Michels Einschulung stresst mich ja aus mehreren Gründen sehr. Da ist zum einen das leidige Thema Jobsuche, eigentlich wollten wir ja schon längst hier weg sein, aber, Tamara, sind wir nicht. Herr Rabe hat das Thema „dann halt trotzdem nach Oslo ziehen, arbeitslos sein kann man da ja auch“ eigenmächtig ad Acta gelegt, und weil er außerdem 100 Jahre mit dem Bloglesen hinterher ist aber weil das ca. monatlich schwankt, kann ich das auch schreiben. Jedenfalls sieht es so aus, als würde Michel an der Stadtteilschule anfangen. An der gemobbt wird. Mit dem unangenehmen Kind (das wird auch nicht besser, sondern schlimmer) in einer Klasse. Und das Ganze, wie ich finde, ein Jahr zu früh. Er ist doch noch so klein.

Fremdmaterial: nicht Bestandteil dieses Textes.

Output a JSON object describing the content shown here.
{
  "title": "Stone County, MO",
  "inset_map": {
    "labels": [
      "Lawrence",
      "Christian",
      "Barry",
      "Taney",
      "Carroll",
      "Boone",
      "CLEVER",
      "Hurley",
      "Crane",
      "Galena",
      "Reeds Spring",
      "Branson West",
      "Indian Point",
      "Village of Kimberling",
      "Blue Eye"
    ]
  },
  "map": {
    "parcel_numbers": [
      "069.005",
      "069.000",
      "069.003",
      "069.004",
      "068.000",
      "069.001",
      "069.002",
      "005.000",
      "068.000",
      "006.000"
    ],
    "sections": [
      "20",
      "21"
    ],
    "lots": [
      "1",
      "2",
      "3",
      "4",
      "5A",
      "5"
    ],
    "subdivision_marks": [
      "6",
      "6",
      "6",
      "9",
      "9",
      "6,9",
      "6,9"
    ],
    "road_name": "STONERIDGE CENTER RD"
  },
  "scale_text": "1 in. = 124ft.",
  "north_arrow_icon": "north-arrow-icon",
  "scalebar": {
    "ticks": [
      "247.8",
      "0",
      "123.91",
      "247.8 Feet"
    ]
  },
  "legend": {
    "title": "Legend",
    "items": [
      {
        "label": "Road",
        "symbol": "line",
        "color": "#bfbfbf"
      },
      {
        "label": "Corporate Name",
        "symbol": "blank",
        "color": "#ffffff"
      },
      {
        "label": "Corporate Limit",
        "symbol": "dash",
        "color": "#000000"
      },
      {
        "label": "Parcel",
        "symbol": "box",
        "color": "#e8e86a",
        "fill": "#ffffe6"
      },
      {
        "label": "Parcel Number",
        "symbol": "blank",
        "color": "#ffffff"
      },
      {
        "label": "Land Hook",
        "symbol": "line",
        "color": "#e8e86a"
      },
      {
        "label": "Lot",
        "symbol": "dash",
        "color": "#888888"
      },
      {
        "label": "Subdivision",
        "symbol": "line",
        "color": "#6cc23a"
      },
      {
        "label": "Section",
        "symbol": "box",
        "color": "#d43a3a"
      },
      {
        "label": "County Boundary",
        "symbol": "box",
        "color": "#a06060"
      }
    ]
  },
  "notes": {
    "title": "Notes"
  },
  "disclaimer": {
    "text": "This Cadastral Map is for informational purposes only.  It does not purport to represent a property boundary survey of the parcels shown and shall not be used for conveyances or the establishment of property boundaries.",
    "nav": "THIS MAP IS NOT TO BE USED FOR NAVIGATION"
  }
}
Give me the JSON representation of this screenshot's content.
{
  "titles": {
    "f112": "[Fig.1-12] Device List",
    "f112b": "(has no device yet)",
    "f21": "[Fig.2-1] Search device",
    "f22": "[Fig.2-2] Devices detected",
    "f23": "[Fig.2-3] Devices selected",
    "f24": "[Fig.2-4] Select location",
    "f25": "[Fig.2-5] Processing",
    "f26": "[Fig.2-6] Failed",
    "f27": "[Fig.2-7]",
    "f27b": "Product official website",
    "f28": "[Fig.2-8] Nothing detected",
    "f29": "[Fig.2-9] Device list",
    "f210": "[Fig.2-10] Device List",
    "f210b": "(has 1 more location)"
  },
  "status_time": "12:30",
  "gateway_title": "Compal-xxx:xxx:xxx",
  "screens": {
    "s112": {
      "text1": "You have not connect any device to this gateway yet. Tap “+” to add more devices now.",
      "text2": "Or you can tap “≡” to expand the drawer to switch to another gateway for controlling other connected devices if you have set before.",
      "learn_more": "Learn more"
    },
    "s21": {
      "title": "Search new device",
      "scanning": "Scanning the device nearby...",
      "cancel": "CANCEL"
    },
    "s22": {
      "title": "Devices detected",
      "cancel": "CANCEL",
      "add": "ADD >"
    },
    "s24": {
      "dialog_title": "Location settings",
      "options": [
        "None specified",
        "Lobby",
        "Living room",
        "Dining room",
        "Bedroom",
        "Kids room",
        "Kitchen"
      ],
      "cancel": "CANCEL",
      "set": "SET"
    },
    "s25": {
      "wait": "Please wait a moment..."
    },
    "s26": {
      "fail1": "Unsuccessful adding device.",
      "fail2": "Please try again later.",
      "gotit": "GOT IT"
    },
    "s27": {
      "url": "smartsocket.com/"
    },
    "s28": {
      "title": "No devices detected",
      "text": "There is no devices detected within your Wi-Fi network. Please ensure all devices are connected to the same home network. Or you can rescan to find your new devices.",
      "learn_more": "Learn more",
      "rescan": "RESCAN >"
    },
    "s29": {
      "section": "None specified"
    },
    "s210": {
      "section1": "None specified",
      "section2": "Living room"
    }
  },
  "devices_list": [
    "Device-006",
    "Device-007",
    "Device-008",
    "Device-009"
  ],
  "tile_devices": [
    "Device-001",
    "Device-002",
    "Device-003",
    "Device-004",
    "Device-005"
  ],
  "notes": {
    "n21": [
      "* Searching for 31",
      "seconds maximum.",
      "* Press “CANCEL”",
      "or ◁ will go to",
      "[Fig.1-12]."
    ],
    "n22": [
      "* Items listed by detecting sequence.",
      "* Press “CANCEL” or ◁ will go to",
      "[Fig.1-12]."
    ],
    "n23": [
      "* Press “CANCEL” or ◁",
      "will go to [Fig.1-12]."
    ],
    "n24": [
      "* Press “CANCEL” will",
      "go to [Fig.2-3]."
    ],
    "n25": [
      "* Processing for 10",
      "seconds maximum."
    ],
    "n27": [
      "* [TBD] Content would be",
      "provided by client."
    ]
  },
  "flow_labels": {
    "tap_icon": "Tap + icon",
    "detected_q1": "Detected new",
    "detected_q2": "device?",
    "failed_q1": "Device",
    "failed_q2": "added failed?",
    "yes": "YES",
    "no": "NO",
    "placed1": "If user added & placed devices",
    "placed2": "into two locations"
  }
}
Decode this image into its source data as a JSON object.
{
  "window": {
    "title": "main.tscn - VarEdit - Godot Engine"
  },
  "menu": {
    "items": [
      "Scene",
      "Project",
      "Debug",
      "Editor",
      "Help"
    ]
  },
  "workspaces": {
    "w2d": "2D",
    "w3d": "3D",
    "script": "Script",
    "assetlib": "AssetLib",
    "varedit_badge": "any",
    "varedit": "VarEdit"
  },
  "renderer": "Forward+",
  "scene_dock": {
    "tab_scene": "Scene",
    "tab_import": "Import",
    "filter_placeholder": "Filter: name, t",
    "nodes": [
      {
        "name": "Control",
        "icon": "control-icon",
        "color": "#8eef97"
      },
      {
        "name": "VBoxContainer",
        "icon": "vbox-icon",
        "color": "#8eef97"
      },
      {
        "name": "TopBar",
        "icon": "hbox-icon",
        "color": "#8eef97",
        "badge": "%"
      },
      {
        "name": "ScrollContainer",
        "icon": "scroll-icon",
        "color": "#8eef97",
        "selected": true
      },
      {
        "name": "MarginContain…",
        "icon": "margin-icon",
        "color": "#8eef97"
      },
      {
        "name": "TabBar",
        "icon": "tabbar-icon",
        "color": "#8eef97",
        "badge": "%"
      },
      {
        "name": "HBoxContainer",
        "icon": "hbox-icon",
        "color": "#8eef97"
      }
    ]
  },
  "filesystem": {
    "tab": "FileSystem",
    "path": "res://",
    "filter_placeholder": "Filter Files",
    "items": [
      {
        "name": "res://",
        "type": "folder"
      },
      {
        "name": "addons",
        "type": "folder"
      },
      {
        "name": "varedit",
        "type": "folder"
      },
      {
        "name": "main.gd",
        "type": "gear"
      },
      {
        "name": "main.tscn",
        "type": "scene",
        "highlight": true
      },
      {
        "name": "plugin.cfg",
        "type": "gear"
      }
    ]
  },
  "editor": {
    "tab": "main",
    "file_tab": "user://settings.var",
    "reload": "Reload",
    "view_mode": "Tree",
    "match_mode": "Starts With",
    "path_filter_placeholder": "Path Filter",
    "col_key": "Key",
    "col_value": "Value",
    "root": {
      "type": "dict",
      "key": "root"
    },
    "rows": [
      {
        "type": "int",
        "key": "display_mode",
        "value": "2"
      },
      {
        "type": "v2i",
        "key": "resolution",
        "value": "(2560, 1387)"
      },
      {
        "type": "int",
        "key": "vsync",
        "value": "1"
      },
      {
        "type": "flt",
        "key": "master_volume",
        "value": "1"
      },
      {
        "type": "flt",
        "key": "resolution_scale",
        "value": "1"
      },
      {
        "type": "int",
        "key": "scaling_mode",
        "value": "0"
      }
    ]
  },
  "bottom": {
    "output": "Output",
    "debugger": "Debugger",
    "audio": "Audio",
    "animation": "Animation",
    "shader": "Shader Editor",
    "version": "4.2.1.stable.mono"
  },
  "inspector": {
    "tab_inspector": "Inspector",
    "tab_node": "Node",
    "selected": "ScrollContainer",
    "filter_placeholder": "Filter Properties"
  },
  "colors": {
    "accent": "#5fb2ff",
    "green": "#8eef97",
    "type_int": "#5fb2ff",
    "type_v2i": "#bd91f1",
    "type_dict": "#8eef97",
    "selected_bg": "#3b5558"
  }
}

Aber er freut sich auch wahnsinnig doll und deshalb haben wir uns heute Nachmittag alle vier auf den Weg zur Schule gemacht. Die Kinder frisch geduscht, Michel frisch entladen, denn er freut sich zwar, aber es stresst ihn eben auch und dann zettelt er wegen irgendwas Streit an und bricht dann ein unfassbares Drama vom Zaun, um sich mal wieder ordentlich auszuheulen. Ganz die Mama. Ähämm. Ich war – quasi zur Vorbereitung – heute morgen schon zu Fuß einkaufen und mich beim Kinderfestival akkreditieren*, das machte dann vor 12 schon 14.000 Schritte und etwas über 10 km und das war dann meine Form von Entladung. Bei dem Einschulungsdings schluckte ich alle meine Negativität runter, mit sehr viel Mühe, er freut sich so, er freut sich so, er freut sich so. Und weil ich ja grad nicht twittern möchte, bekamen Menschen einen Teil meiner Boshaftigkeiten über What’s App ab, der Rest jetzt hier (sorry, wirklich, aber es geht nicht anders, es muss raus, sonst kriege ich davon Magengeschwüre): Michel wird also mit dem Kind in eine Klasse gehen, das immer ohne Sitz und ohne Helm auf dem Gepäckträger seiner Mutter transportiert wird, mit zwei sechsjährigen Mädchen mit Kopftuch (das haben die natürlich aus ganz freien Stücken auf und ja, ich müsste auch bei deutlich sichtbaren christlichen Symbolen mindestens eine Augenbraue sehr weit hochziehen), mit mehreren Kindern, die auf dem Weg zu ner „gesunden Bräune“ offenbar auch den ein oder anderen Sonnenbrand mitnehmen, mit dem unangenehmen Kind aus der KiTa, mit Hermione Granger aka myself when I was 6, und zu guter Letzt mit dem Sohn eines Biotech-Professors, den ich schon oft an allen möglichen Orten getroffen habe, zuletzt gestern (!) in seinem eigenen f*cking Lunchroom und der trotzdem grundsätzlich so tut, als würde er mich nicht kennen gar nicht wahrnehmen. Hrmpf.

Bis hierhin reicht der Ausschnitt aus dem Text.